Lily felt a nasty creeping sensation up and down her spine. She had driven with this man for hundreds of miles.

  Finally Brother Drgnan broke the silence. He said, “This is the secret agent the United States government sent to help us. His name is Taylor Quizmo.”

  “Ah!” said the monk. “You are sent from Washington?”

  “Yes. Occasionally one of my friends from the United States Senate or the House of Representatives will call me and ask me, as just a special kind of favor, to do a little job for them. Little odds and ends like stopping assassination attempts, saving the World Bank, and blowing up illegal missile silos in the jungle. Little after-school activities like that. Extracurriculars, you could call them.” Taylor smiled humbly, arched his eyebrow, and cutely waggled his head.

  “It is delightful to meet you,” said the monk. “We have been so long awaiting your arrival. The seedlings yearn for the fall of the first rain.”

  Jasper studied the monk’s face. Was it a trick of the wavering light, or when they were introduced, had the monk just shot Taylor Quizmo, Secret Agent, a look of hatred and disdain—and then covered it up quickly with a smile?

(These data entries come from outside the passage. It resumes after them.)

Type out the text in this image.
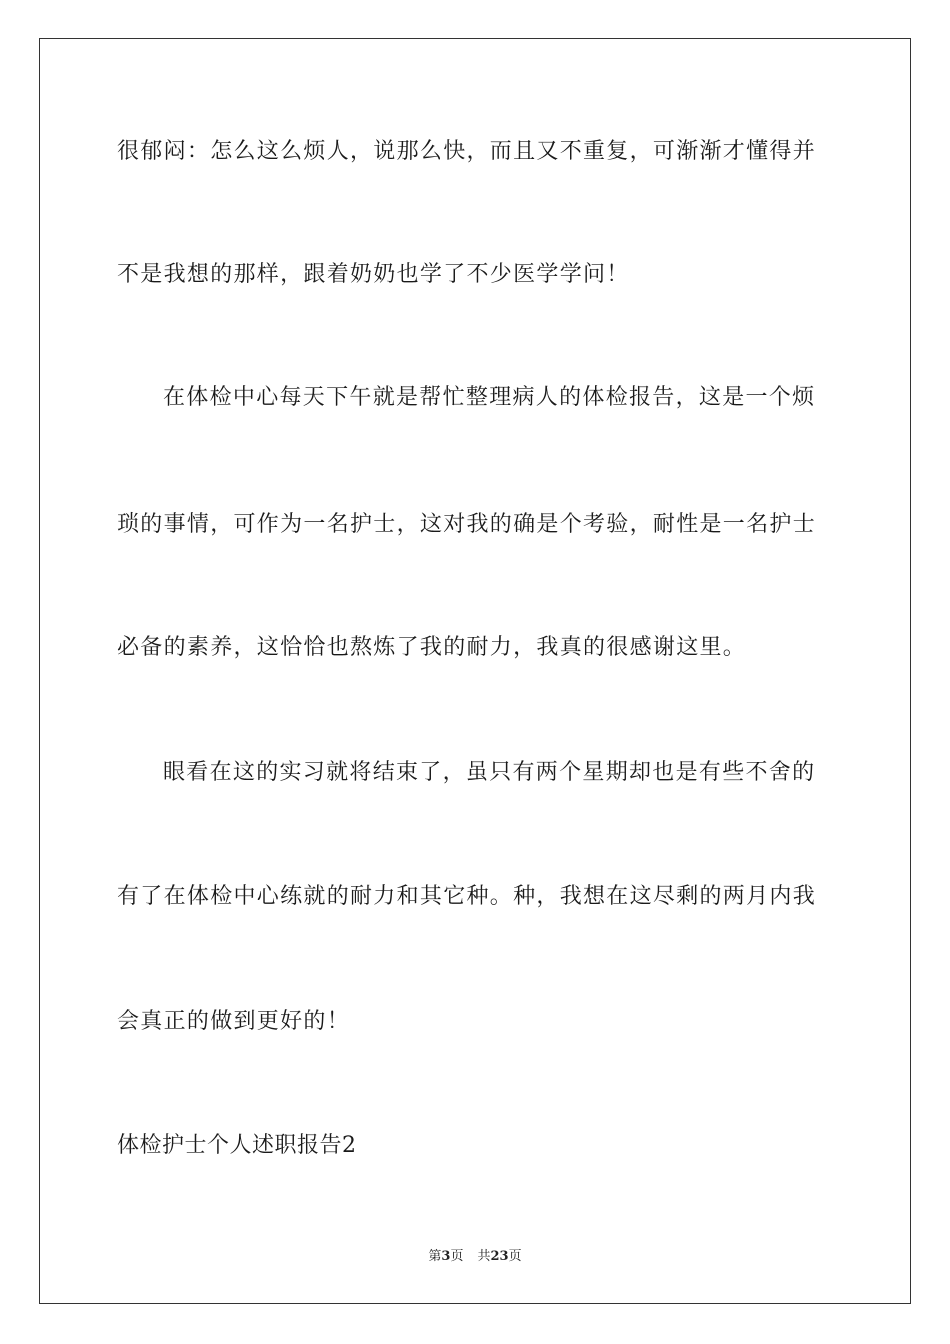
很郁闷：怎么这么烦人，说那么快，而且又不重复，可渐渐才懂得并
不是我想的那样，跟着奶奶也学了不少医学学问！
在体检中心每天下午就是帮忙整理病人的体检报告，这是一个烦
琐的事情，可作为一名护士，这对我的确是个考验，耐性是一名护士
必备的素养，这恰恰也熬炼了我的耐力，我真的很感谢这里。
眼看在这的实习就将结束了，虽只有两个星期却也是有些不舍的
有了在体检中心练就的耐力和其它种。种，我想在这尽剩的两月内我
会真正的做到更好的！
体检护士个人述职报告2
第3页 共23页
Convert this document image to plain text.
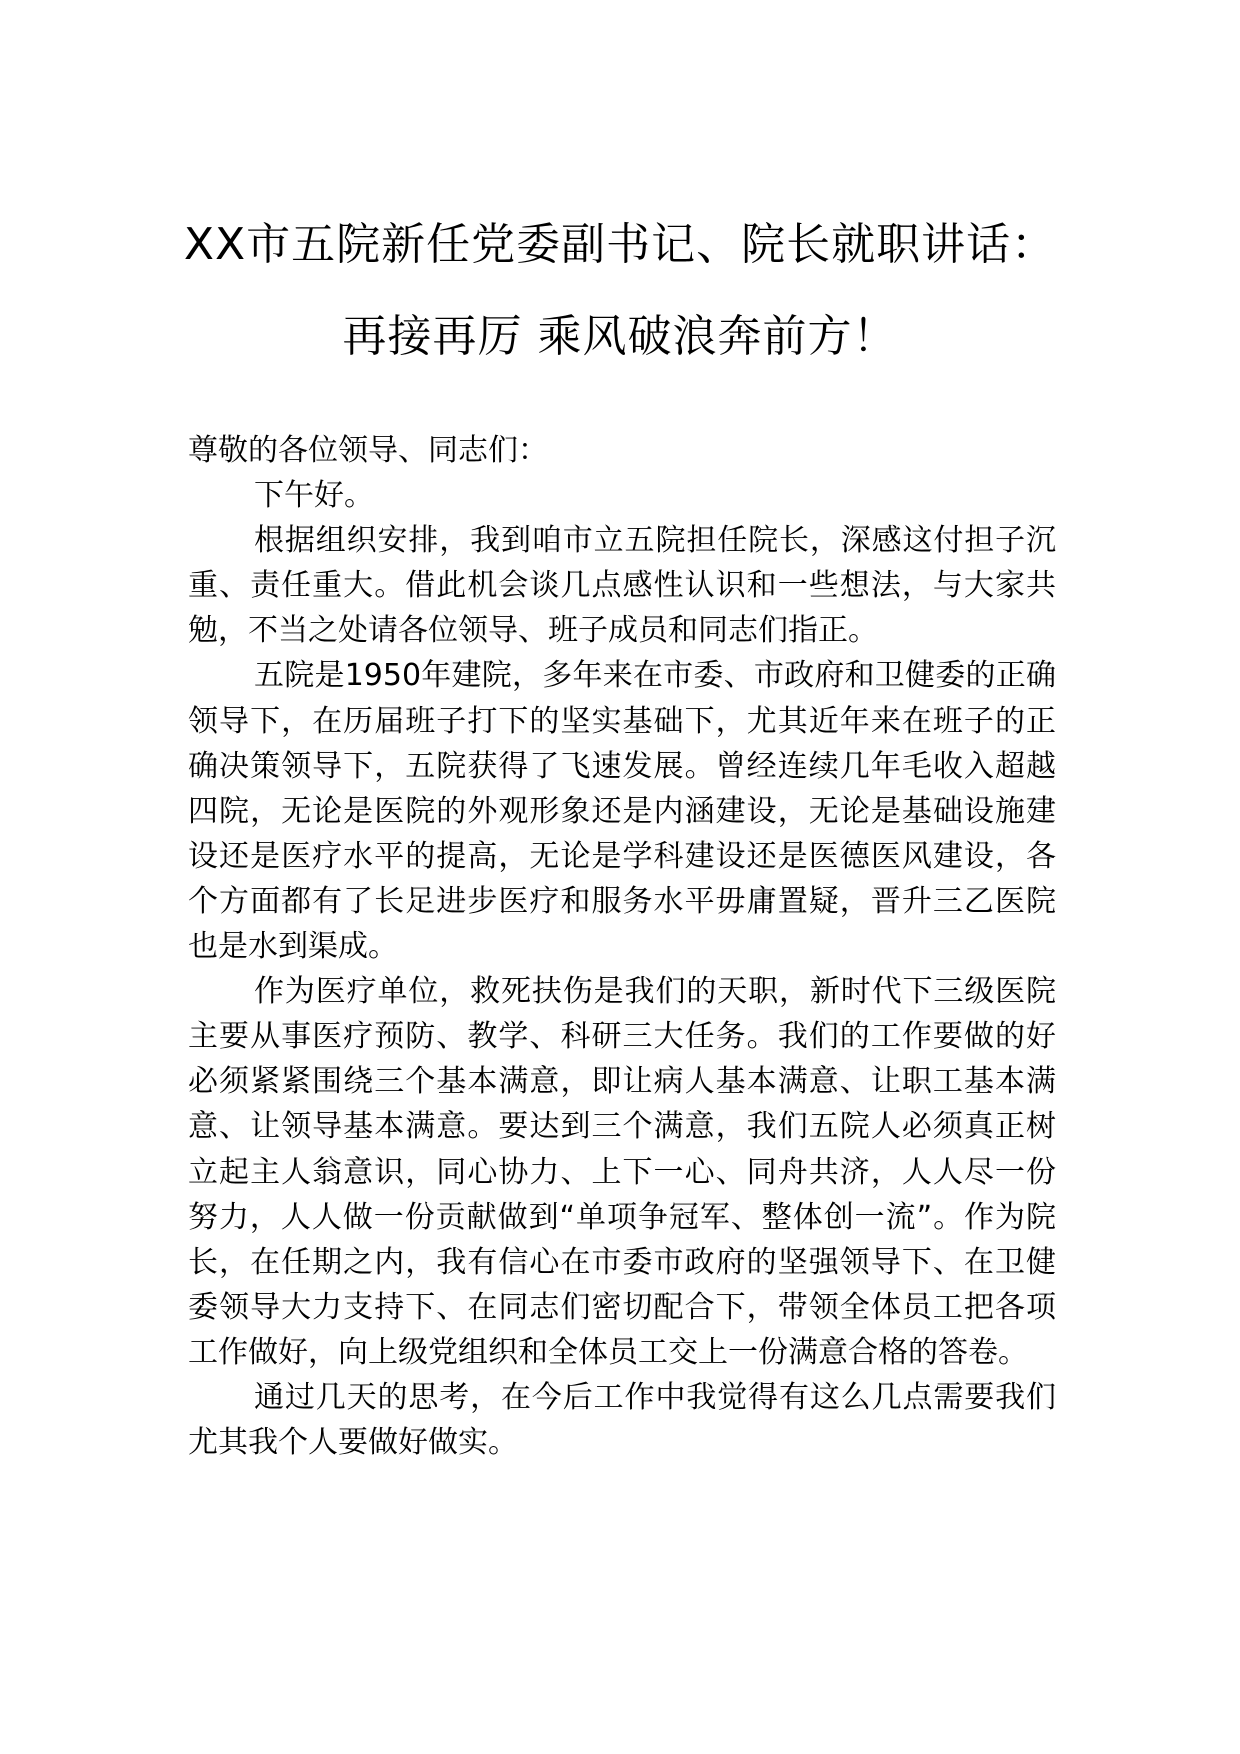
XX市五院新任党委副书记、院长就职讲话：
再接再厉 乘风破浪奔前方！

尊敬的各位领导、同志们：

下午好。

根据组织安排，我到咱市立五院担任院长，深感这付担子沉重、责任重大。借此机会谈几点感性认识和一些想法，与大家共勉，不当之处请各位领导、班子成员和同志们指正。

五院是1950年建院，多年来在市委、市政府和卫健委的正确领导下，在历届班子打下的坚实基础下，尤其近年来在班子的正确决策领导下，五院获得了飞速发展。曾经连续几年毛收入超越四院，无论是医院的外观形象还是内涵建设，无论是基础设施建设还是医疗水平的提高，无论是学科建设还是医德医风建设，各个方面都有了长足进步医疗和服务水平毋庸置疑，晋升三乙医院也是水到渠成。

作为医疗单位，救死扶伤是我们的天职，新时代下三级医院主要从事医疗预防、教学、科研三大任务。我们的工作要做的好必须紧紧围绕三个基本满意，即让病人基本满意、让职工基本满意、让领导基本满意。要达到三个满意，我们五院人必须真正树立起主人翁意识，同心协力、上下一心、同舟共济，人人尽一份努力，人人做一份贡献做到“单项争冠军、整体创一流”。作为院长，在任期之内，我有信心在市委市政府的坚强领导下、在卫健委领导大力支持下、在同志们密切配合下，带领全体员工把各项工作做好，向上级党组织和全体员工交上一份满意合格的答卷。

通过几天的思考，在今后工作中我觉得有这么几点需要我们尤其我个人要做好做实。
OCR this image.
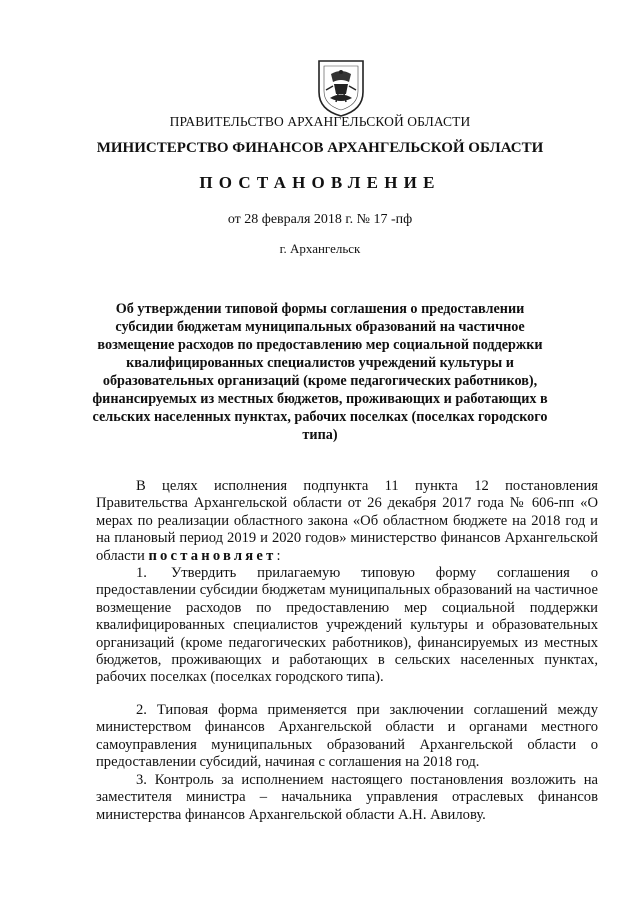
ПРАВИТЕЛЬСТВО АРХАНГЕЛЬСКОЙ ОБЛАСТИ
МИНИСТЕРСТВО ФИНАНСОВ АРХАНГЕЛЬСКОЙ ОБЛАСТИ
ПОСТАНОВЛЕНИЕ
от 28 февраля 2018 г. № 17 -пф
г. Архангельск
Об утверждении типовой формы соглашения о предоставлении субсидии бюджетам муниципальных образований на частичное возмещение расходов по предоставлению мер социальной поддержки квалифицированных специалистов учреждений культуры и образовательных организаций (кроме педагогических работников), финансируемых из местных бюджетов, проживающих и работающих в сельских населенных пунктах, рабочих поселках (поселках городского типа)
В целях исполнения подпункта 11 пункта 12 постановления Правительства Архангельской области от 26 декабря 2017 года № 606-пп «О мерах по реализации областного закона «Об областном бюджете на 2018 год и на плановый период 2019 и 2020 годов» министерство финансов Архангельской области постановляет:
1. Утвердить прилагаемую типовую форму соглашения о предоставлении субсидии бюджетам муниципальных образований на частичное возмещение расходов по предоставлению мер социальной поддержки квалифицированных специалистов учреждений культуры и образовательных организаций (кроме педагогических работников), финансируемых из местных бюджетов, проживающих и работающих в сельских населенных пунктах, рабочих поселках (поселках городского типа).
2. Типовая форма применяется при заключении соглашений между министерством финансов Архангельской области и органами местного самоуправления муниципальных образований Архангельской области о предоставлении субсидий, начиная с соглашения на 2018 год.
3. Контроль за исполнением настоящего постановления возложить на заместителя министра – начальника управления отраслевых финансов министерства финансов Архангельской области А.Н. Авилову.
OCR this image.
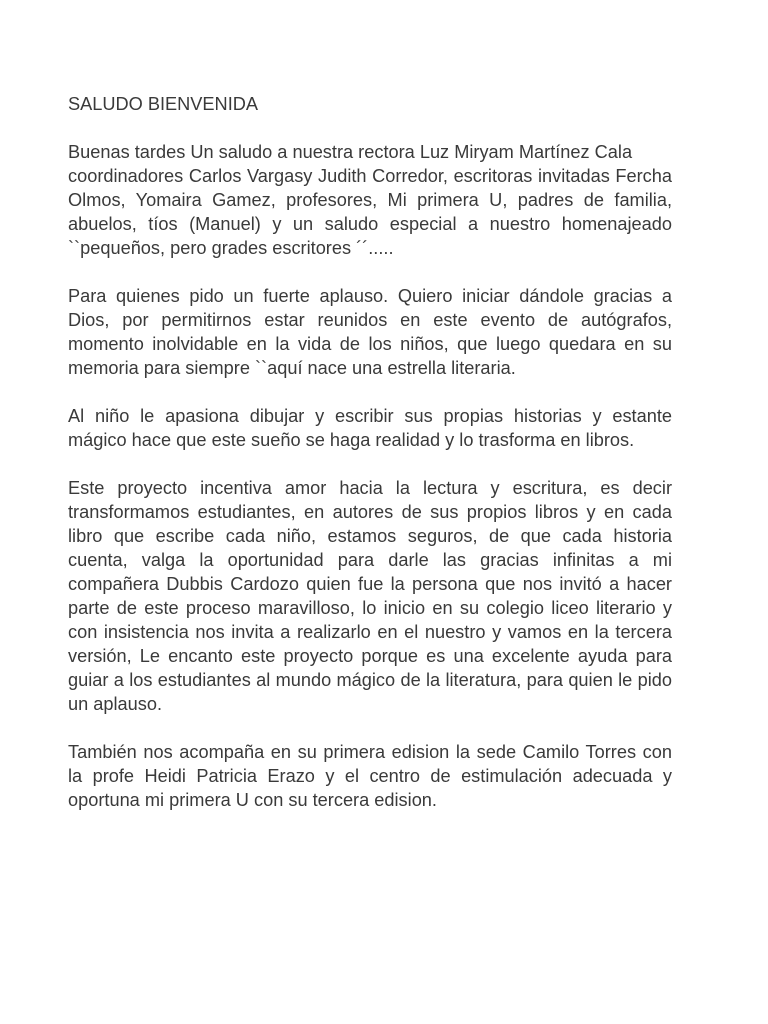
SALUDO BIENVENIDA

Buenas tardes Un saludo a nuestra rectora Luz Miryam Martínez Cala
coordinadores Carlos Vargasy Judith Corredor, escritoras invitadas Fercha Olmos, Yomaira Gamez, profesores, Mi primera U, padres de familia, abuelos, tíos (Manuel) y un saludo especial a nuestro homenajeado ``pequeños, pero grades escritores ´´.....

Para quienes pido un fuerte aplauso. Quiero iniciar dándole gracias a Dios, por permitirnos estar reunidos en este evento de autógrafos, momento inolvidable en la vida de los niños, que luego quedara en su memoria para siempre ``aquí nace una estrella literaria.

Al niño le apasiona dibujar y escribir sus propias historias y estante mágico hace que este sueño se haga realidad y lo trasforma en libros.

Este proyecto incentiva amor hacia la lectura y escritura, es decir transformamos estudiantes, en autores de sus propios libros y en cada libro que escribe cada niño, estamos seguros, de que cada historia cuenta, valga la oportunidad para darle las gracias infinitas a mi compañera Dubbis Cardozo quien fue la persona que nos invitó a hacer parte de este proceso maravilloso, lo inicio en su colegio liceo literario y con insistencia nos invita a realizarlo en el nuestro y vamos en la tercera versión, Le encanto este proyecto porque es una excelente ayuda para guiar a los estudiantes al mundo mágico de la literatura, para quien le pido un aplauso.

También nos acompaña en su primera edision la sede Camilo Torres con la profe Heidi Patricia Erazo y el centro de estimulación adecuada y oportuna mi primera U con su tercera edision.
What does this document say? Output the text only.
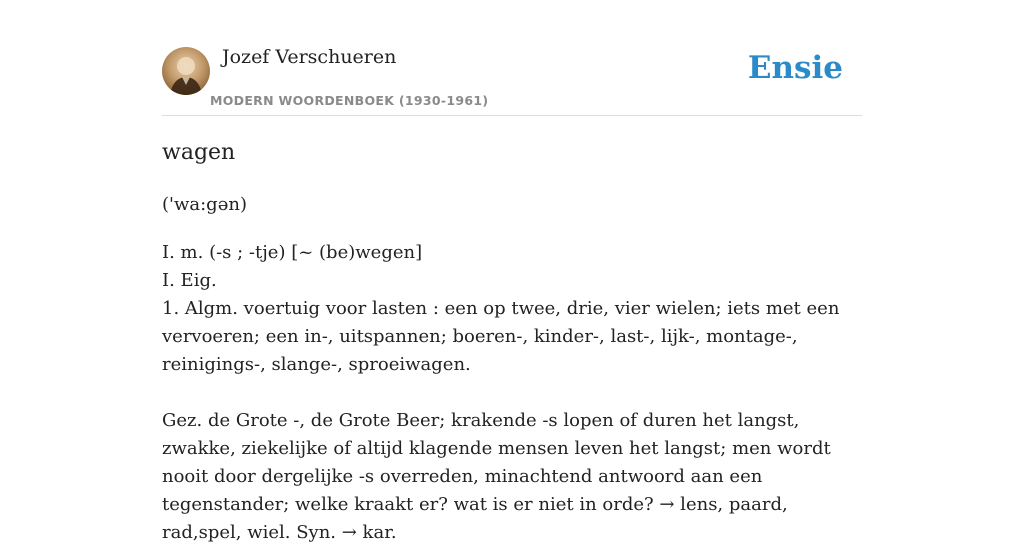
Jozef Verschueren
MODERN WOORDENBOEK (1930-1961)
Ensie
wagen
('wa:gən)

I. m. (-s ; -tje) [~ (be)wegen]

I. Eig.

1. Algm. voertuig voor lasten : een op twee, drie, vier wielen; iets met een vervoeren; een in-, uitspannen; boeren-, kinder-, last-, lijk-, montage-, reinigings-, slange-, sproeiwagen.

Gez. de Grote -, de Grote Beer; krakende -s lopen of duren het langst, zwakke, ziekelijke of altijd klagende mensen leven het langst; men wordt nooit door dergelijke -s overreden, minachtend antwoord aan een tegenstander; welke kraakt er? wat is er niet in orde? → lens, paard, rad,spel, wiel. Syn. → kar.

  Jasper and Lily traded glances. They didn’t like this at all.

  “We may rest for several hours until dawn,” said the monk. “We must be at the ferry by nine in the morning.”

  It was an awful night. They all huddled in the stone chamber. No one could sleep. Everyone was cold, and no one had any blankets. Drgnan and Jasper were both wearing shorts. Taylor Quizmo even took the sweater from around his shoulders and actually put it on.

  Some of the refugees were crying. They looked accusingly at Lily, Jasper, Drgnan, Katie, Taylor, and the unnamed monk. Even though the members of the Resistance knew it was an accident that the Ministry of Silence had been led to their secret lair—still, they clearly couldn’t help but think that if these foreigners hadn’t stumbled in with their bratty ways, everyone would still be sleeping on goose-down mattresses around a courtyard fragrant with yellow blossoms.

  Lily kept asking herself what she could have done differently. Jasper clearly was asking himself the same thing. They both longed to be home, with their parents, so they could tell them the whole story and ask what was right and what was wrong, and have someone say, It’s not your fault, even if it was their fault. Even if they had made some stupid mistake that had brought the Ministry of Silence right to Drrok’s rooftop.